Get great abs in 30 days! Get the perfect boyfriend after 10 dates! Quit the job you hate and have the career you love in under a year!

Now this may be the kind of manipulation we all hate about modern advertisement, but when you think about it, is this really manipulation? Or are these people just telling us what we want to hear?

Okay, I won’t speak for you, but I’ll speak for me: I think I want to hear what advertisements tell me is possible. Even if, deep down side, I know they are lying to me, and that their promises are all too good to be true, I want progress to be easy and fast. I really do.

I didn’t realize it until after I made my Man In Progress pledge a year ago that I had actually bought into all the marketing messages I had seen on TV over the years. I had actually been convinced by all of those messages that progress was linear. I believed that progress was like me going from point “A” to point “B” and then to point “C” on a map.

I was convinced that if I just reached the first level of success, then I’d just start aiming for the next level, and once I’d reached that next level, I’d just keep improving by jumping from higher level to higher level to higher level—and never going back down a peg.

But this past year I realized that real progress does not work that way. No, real progress is not linear like most advertisements seem to have us believe. Real progress, instead of being a constant upward movement from one success to the next one, feels a lot more like being stuck in a merry-go-round. 

How Real Progress Follows A “Circular” Trajectory

More often than not, when you try to progress in life, it’s like going from point “A” to “B” on a map, only to find yourself back to point “A” again. Then you work another couple of months to arrive at “B” again, only to find that a month later you are back at home, at “A,” once more. And it goes on like this. Over and over again.

As you experience this circular trajectory, (a trajectory that is frustratingly unlike the linear one you have been told to emulate), you hate yourself because you think that you’re not achieving perfect, consistent, upward progress—you’re failing.

For instance, during this past year there were several months when I ran consistently. On the other hand, there were also several months when I didn’t run at all and I felt really guilty about it.

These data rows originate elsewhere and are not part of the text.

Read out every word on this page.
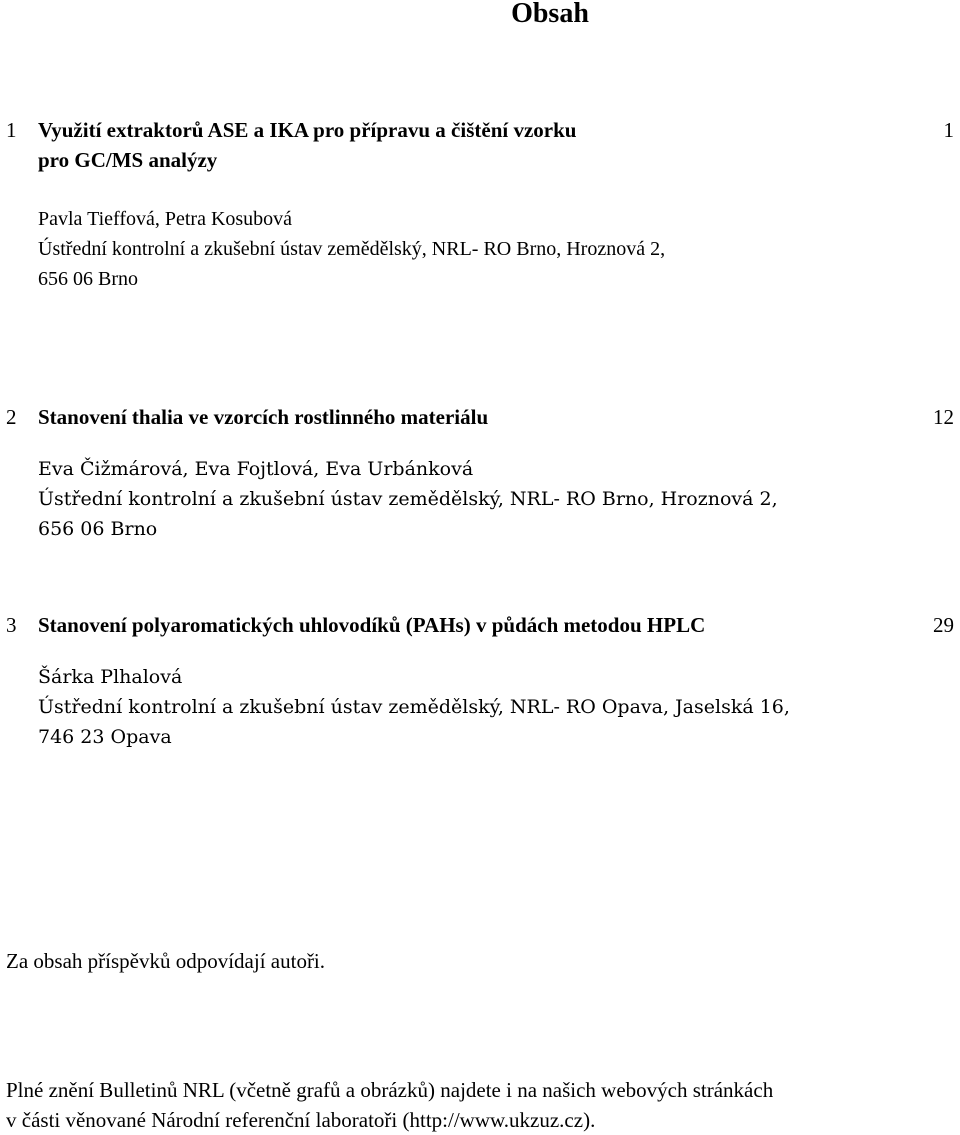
Obsah
1 Využití extraktorů ASE a IKA pro přípravu a čištění vzorku
pro GC/MS analýzy
1
Pavla Tieffová, Petra Kosubová
Ústřední kontrolní a zkušební ústav zemědělský, NRL- RO Brno, Hroznová 2,
656 06 Brno
2 Stanovení thalia ve vzorcích rostlinného materiálu	12
Eva Čižmárová, Eva Fojtlová, Eva Urbánková
Ústřední kontrolní a zkušební ústav zemědělský, NRL- RO Brno, Hroznová 2,
656 06 Brno
3 Stanovení polyaromatických uhlovodíků (PAHs) v půdách metodou HPLC	29
Šárka Plhalová
Ústřední kontrolní a zkušební ústav zemědělský, NRL- RO Opava, Jaselská 16,
746 23 Opava
Za obsah příspěvků odpovídají autoři.
Plné znění Bulletinů NRL (včetně grafů a obrázků) najdete i na našich webových stránkách
v části věnované Národní referenční laboratoři (http://www.ukzuz.cz).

There were some months I had dates all lined up and was looking forward to each of them like each of them was a fun little adventure. Then there were whole months when I stopped looking for dates, and dreaded the idea so much that I avoided it like the plague.

There were many days when I felt I was on a roll with my writing career. But then, there were also other days when I made mistakes, experienced setbacks, faced rejection and that’s when I was totally stuck in a funk. I would avoid going forward with my career until I was able to pick myself up again.

After every up, there was always a down. Progress was never just an uninterrupted rise to success; it was always a rise, then a fall, then another rise, then another fall, then another rise, followed by another fall, yet again.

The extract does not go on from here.